Money
Central bank eases 100 percent margin provision on some items
The move comes after an improvement in the balance of payment and foreign exchange reserves.Krishana Prasain
The central bank has rolled back its decision to keep a 100 percent margin provision on the import of construction material, seats and expansible polystyrene goods.
Issuing a circular on Friday, Nepal Rastra Bank said that it has also lifted the provision of keeping a 100 percent margin provision in construction material goods imported by the diplomatic missions, hospitals, mega projects on public-private partnerships or projects that are imposed with the Public Procurement Act.
The 100 percent margin provision was imposed on these sectors as well.
The central bank has lifted the provision to keep a 100 percent margin on the construction materials like tiles, marble and different types of stones, boards, sheets, building blocks and bricks of cement or artificial stones, and corrugated sheets among others.
“The central bank lifted the 100 percent margin provision on construction material to ease the progress of construction projects,” said Gunakar Bhatta, spokesperson of Nepal Rastra Bank.
Similarly, the mandatory 100 percent import margin has also been lifted on the import of seats used for motor vehicles, bamboo or rattan seats, upholstered seats, wooden frame seats, and commode chairs used by physically disabled persons. The margin has also been lifted on expansible polystyrene and polymers of styrene, according to the central bank circular.
“We will gradually review the goods listed in 100 percent margin provision with the improvement in the balance of payment and foreign exchange reserves,” Bhatta said. “We are observing the situation of the external sector and as soon as the situation gets comfortable, we will review the measures that have been taken to discourage imports gradually,” he said.
On December 20 last year, the central bank made it mandatory for importers to keep a 100 percent margin amount to open a letter of credit (LC) to import the listed goods. As potential importers have been relying on short-term credit without depositing any cash, the central bank's directive is expected to stem the import of these products.
With the 100 percent margin provision, according to the Nepal Rastra Bank, traders need to maintain a 100 percent cash margin to import alcoholic drinks; tobacco; silver; furniture; sugar and foods that contain sweets; glucose; mineral water; energy drinks; cosmetics; shampoo; hair oils and colours; caps; footwear; umbrellas; construction materials such as ceramics among others.
Importers of motorcycles and scooters and diesel-powered private automobiles also need to maintain a 50 percent cash margin with banks to open letters of credit.
And the central bank’s directive issued on February 9 increased the number of import items requiring a 100 percent cash margin to 43 while it fixed the cash margin needed for importing four types of goods at 50 percent.
Nepal’s imports declined by 18 percent to Rs532.69 billion in the first four months of the current fiscal year ended in mid-November.
The government collected revenue totalling Rs231.33 billion in the first quarter of the current fiscal year against the target of Rs275.71 billion.
The directive issued on April 26 embargoed 10 types of goods described as luxury items, among them mobile sets worth over $600 and motorcycles with a capacity of over 250 cc.
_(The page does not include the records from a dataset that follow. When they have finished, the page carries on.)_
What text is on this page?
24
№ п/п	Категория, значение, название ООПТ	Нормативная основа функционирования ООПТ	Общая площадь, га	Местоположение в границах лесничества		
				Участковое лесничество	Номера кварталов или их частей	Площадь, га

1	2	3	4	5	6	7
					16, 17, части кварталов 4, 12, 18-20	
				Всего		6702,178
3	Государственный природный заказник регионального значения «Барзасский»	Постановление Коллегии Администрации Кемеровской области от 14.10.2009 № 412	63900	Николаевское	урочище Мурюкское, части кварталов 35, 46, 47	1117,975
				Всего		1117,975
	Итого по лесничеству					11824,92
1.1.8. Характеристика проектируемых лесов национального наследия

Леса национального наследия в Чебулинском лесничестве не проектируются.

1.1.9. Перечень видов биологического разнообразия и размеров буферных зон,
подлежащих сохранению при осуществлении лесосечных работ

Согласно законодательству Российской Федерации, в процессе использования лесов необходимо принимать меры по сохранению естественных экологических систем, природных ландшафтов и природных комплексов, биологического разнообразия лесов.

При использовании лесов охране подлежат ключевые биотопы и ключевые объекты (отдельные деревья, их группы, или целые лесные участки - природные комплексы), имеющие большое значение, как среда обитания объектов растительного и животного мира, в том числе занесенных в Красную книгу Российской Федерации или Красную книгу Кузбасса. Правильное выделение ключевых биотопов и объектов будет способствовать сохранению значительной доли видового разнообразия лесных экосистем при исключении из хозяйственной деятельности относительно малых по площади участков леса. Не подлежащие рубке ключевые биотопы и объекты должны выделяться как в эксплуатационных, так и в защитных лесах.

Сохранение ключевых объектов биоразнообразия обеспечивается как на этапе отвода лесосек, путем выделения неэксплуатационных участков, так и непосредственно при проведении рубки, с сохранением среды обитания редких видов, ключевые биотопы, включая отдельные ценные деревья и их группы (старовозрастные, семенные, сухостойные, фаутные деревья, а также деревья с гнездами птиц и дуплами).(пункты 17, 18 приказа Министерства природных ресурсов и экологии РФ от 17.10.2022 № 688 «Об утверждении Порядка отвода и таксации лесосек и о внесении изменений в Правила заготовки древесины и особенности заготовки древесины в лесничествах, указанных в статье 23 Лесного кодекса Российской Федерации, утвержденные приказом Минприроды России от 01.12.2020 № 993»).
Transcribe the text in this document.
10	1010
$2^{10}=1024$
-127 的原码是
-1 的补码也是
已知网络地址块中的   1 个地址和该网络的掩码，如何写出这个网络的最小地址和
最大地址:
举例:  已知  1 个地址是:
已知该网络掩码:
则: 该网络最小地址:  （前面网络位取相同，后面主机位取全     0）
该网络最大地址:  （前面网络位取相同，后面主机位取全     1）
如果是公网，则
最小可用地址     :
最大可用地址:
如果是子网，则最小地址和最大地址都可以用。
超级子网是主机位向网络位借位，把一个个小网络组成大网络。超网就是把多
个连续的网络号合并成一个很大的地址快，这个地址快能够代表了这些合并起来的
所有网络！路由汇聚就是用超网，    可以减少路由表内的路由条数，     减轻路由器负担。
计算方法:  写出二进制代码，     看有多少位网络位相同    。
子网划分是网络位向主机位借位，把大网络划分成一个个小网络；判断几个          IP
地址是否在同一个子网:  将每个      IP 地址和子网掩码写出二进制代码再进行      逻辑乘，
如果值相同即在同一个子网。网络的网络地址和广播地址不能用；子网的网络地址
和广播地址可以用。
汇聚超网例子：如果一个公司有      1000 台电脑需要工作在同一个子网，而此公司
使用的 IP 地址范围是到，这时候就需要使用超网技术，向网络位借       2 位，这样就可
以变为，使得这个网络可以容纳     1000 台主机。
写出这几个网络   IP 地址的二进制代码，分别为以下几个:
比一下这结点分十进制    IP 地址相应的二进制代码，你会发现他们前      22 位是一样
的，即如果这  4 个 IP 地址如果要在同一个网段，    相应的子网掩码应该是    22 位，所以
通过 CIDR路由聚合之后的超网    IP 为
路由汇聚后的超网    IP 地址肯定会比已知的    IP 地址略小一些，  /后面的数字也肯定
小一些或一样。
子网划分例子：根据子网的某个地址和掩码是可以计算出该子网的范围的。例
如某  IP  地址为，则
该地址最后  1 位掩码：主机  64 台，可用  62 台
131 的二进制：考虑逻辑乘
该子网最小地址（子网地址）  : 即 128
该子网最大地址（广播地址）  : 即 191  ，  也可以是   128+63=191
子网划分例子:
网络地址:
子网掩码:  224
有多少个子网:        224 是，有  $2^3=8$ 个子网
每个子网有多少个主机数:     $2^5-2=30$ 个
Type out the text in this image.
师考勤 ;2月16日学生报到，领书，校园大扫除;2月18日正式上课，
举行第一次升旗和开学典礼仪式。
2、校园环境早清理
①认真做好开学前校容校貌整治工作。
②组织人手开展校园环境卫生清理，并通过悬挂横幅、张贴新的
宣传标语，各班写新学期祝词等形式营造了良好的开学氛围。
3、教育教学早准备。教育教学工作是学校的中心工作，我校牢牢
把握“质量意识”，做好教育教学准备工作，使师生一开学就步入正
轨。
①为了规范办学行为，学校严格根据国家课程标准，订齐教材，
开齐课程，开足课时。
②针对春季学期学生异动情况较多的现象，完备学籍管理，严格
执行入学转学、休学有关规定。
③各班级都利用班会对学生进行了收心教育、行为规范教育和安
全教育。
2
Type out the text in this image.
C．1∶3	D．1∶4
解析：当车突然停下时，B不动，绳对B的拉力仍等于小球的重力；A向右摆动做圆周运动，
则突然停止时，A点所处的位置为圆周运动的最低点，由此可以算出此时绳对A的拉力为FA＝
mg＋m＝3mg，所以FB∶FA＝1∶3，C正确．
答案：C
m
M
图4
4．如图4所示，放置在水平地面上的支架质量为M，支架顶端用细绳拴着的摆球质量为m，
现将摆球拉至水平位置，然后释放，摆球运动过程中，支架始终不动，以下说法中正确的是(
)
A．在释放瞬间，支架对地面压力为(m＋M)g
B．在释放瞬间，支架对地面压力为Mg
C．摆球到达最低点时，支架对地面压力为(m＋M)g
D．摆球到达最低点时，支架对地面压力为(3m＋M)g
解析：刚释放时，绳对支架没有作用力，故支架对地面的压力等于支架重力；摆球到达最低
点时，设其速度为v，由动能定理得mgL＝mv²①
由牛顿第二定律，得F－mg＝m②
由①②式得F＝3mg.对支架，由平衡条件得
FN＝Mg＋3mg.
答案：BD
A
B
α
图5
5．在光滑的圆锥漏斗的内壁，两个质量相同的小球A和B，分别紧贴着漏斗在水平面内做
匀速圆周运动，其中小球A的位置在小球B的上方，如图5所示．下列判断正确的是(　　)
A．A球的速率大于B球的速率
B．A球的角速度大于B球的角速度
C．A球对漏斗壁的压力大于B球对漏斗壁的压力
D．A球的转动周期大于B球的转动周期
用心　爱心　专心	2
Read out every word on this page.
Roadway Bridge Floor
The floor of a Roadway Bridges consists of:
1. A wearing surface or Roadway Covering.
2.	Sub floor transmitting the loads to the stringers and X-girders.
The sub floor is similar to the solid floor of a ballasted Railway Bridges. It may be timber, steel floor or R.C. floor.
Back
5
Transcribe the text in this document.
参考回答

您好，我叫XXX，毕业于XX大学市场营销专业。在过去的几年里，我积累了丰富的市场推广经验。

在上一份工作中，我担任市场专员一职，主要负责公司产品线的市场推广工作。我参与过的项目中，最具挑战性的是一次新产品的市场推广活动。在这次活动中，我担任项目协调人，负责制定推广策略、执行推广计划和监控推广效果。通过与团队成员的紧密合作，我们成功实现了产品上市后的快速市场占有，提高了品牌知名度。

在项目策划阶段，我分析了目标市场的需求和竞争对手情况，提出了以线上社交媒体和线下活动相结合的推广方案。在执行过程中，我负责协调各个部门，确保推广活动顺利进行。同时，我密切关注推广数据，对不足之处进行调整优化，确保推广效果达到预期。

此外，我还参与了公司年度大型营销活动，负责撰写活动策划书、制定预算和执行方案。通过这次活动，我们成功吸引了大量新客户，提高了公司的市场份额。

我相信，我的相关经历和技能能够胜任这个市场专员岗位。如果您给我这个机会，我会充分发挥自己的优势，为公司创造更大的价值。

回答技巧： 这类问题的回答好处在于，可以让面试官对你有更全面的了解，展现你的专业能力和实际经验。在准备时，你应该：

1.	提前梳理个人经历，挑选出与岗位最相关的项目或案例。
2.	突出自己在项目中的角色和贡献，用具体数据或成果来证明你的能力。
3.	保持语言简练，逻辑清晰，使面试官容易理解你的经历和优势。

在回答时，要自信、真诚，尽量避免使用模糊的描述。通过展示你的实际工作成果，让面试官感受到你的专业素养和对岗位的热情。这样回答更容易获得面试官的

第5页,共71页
Harsher restrictions followed, and mobile sets costing more than $300 and motorcycles with a capacity of more than 150 cc were banned.
On August 30, the government loosened the restrictions and permitted the import of diamonds, large television sets, toys, cards, snacks and tobacco.
The ban on automobiles, mobile phones, liquor and heavy motorcycles will remain in place until December 15.
Based on the imports of the first three months of the current fiscal year, the foreign exchange reserves of the banking sector are sufficient to cover the prospective merchandise imports of 9.6 months, and merchandise and services imports of 8.3 months.
According to the first quarter macroeconomics report of the central bank, the balance of payments remained at a surplus of Rs12.43 billion and gross foreign exchange reserves stood at $9.48 billion.